Beyond knife cuts, Viktoria was also tortured with electricity.
“I know they used current (to torture her—ed.) more than once. She didn’t say how many times, but she said she was all blue,” Vika’s captive cellmate recalls, specifying that the current might have been applied to Viktoria’s ears.
They would not let her take the medication she had—sedatives and painkillers.
Over time, the journalist began losing weight drastically. Viktoria refused food and constantly sought help from her jailers.
“No detention facility anywhere in the world is designed to let people die. It has a completely different purpose. Everyone who comes back (from Russia—ed.) has lost massive amounts of weight. She (Vika—ed.) was in an even worse state. She was a young, slim girl to begin with. So one of the investigation’s theories is that it could have been the inhumane conditions of her detention,” Iryna Didenko explains.

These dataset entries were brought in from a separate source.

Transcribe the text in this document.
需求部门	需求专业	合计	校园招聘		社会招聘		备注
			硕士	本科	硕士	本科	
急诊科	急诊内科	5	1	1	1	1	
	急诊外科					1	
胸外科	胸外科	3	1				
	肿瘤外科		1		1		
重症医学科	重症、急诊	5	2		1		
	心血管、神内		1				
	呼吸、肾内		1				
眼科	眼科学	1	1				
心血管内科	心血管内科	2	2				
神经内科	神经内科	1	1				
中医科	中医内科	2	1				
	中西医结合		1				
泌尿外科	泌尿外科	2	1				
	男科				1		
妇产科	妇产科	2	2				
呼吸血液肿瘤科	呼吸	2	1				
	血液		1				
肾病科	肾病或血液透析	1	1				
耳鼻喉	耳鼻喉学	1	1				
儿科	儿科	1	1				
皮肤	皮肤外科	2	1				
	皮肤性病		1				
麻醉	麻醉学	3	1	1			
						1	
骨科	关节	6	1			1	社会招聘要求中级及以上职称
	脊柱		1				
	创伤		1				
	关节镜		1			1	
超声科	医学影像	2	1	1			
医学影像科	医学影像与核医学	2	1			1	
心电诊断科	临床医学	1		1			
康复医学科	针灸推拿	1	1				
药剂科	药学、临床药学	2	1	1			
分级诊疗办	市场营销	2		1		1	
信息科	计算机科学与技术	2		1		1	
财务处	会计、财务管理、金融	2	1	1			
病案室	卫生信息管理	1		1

When remand prison staff noticed Viktoria wasting away, the facility’s head visited her cell and spoke with her. She kept insisting they release, exchange, or deport her.
“She constantly asked for help. At first, she said she had stomach issues, no periods the whole time, and was feverish. Then the fellow women noticed she was losing weight fast. Vika weighed down to 30 kilograms. I helped her stand because she was in such a state she couldn’t even lift her head from the pillow. I would lift her head first, she would grab the bed frame, and only then could she get up,” her cellmate says.
According to the witness, during their detention, a Russian commissioner conducted an inspection. They hid Viktoria from the check and moved her to another floor in a locked room.
Eventually, they put the journalist in a hospital, where she stayed for a few weeks. Afterward, she was returned to the remand prison but placed in a separate neighboring cell.
Witnesses say she was moving on her own by then and answering jailers’ questions. One mocked her.
“I really did not like one guard’s reaction. I got the sense he decided to taunt her. He said, ‘Look at her, she’s even fattened up her cheeks,’” the witness recounts.
The last time Vika was seen was September 8, 2024, when she was led from her cell in an unknown direction.
On October 13, Volodymyr Roshchyn received a letter from Russia’s Defense Ministry saying Viktoria had died and her body would be returned home as part of a body exchange. Five months have passed—no body, no mention of Viktoria has come since.